6-Year-Old Drumming Prodigy a YouTube Hit
A set of toy drums in the hands of a toddler would lead most parents to grab some Tylenol or eventually hide the drums to end the noise.
For Ed and Elizabeth Molek of Washington, Pa., it led them to turning their 6-year-old son, Avery Molek, a drumming prodigy, into a YouTube star with his own tour schedule.
"When he was 2 we did what every parent does, you go to Toys R' Us and buy your child an instrument," Ed Molek told ABCNews.com. "We bought him drums and a guitar and he gravitated to the drums."
"It wasn't long before he started getting the feel of the beats of songs and then he just kept progressing," he said. "Just before he turned 4, he played "Mississippi Queen" almost perfectly. I asked him how and he said, 'Just by listening to it.'"
The Moleks, who have no musical background, responded to their only child's natural talent by enrolling him in weekly 30-minute lessons with a local drum teacher at the age of 4.
Ed Molek also began videotaping his son, not with the intention to make Avery famous, but just as a way to get him to finish songs.
"The discipline just wasn't there yet because he was so young," Molek said, "Once he knew he was being recorded, he was more methodical in playing from beginning to end."
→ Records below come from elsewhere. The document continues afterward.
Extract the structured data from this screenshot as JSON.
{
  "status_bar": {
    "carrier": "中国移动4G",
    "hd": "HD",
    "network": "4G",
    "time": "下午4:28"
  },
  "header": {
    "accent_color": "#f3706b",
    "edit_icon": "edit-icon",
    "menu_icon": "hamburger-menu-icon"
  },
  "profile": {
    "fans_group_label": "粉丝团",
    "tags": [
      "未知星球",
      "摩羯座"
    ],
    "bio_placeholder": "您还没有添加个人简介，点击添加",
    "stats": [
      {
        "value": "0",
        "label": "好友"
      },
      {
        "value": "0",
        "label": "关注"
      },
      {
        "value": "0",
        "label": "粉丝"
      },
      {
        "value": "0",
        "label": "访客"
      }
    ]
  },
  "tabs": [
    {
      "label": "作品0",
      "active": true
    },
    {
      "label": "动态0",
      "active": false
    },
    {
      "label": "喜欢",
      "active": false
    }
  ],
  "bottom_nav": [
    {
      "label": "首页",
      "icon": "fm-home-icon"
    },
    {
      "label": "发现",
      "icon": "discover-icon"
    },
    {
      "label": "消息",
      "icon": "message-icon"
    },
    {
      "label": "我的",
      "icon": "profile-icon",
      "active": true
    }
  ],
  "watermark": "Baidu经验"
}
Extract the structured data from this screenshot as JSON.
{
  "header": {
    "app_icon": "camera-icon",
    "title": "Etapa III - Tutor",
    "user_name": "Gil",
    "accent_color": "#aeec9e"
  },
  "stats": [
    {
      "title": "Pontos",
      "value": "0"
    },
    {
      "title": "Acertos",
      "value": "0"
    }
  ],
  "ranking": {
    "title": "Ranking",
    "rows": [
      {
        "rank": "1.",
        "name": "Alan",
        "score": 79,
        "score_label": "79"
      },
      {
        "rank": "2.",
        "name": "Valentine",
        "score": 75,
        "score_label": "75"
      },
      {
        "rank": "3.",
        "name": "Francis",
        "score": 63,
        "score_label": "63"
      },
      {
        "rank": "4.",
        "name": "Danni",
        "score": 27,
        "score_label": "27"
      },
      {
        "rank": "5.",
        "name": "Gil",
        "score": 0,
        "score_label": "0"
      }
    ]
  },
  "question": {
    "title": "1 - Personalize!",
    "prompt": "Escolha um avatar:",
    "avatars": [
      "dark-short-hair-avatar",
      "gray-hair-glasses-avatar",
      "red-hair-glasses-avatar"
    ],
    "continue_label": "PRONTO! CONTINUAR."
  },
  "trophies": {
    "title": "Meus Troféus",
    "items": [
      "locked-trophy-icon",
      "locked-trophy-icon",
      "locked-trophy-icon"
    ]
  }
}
Molek posted the videos to YouTube as a way to share Avery's talent with family and, by Avery's request, with his favorite band, KISS. Last May, a local company whose chief executive saw one of the YouTube videos invited the now first-grader to play at an event.
That performance, an hour-long set, led the band playing after Avery, "Ruff Creek," to invite him to play at some of their shows. The videos also caught the eye of KISS drummer Eric Singer who posted them on the band's Facebook page and website and has become a mentor to Avery via email.
"It's just been amazing," Molek said. "We did not even think that stuff like this would be happening."
Avery, who attends a local public school, practices his drumming skills just 30 minutes per week with his instructor and 15 minutes at home, in his family's basement, three times per week.
"If we'd let him he'd probably play for an hour or two hours every day," said Molek, who added Avery's other interests include the normal exploits of a6-year-old like video games and basketball.
Avery is in the midst of his " Out of the Basement Tour II" tour, a follow up to his successful "Out of the Basement" tour last year that saw him playing at everything from Hard Rock Café to state fairs to private parties.
"If he doesn't have fun and doesn't enjoy it, we won't do it," Molek said. "That's our gauge."
Ed Molek says he and his wife do weigh their son's drum performances with other activities like school and family life because if it was up to Avery, just "fun" would quickly turn him into a full-time drummer.
"It's very fun and you can sometimes rock out on things," Avery said of his drumming passion.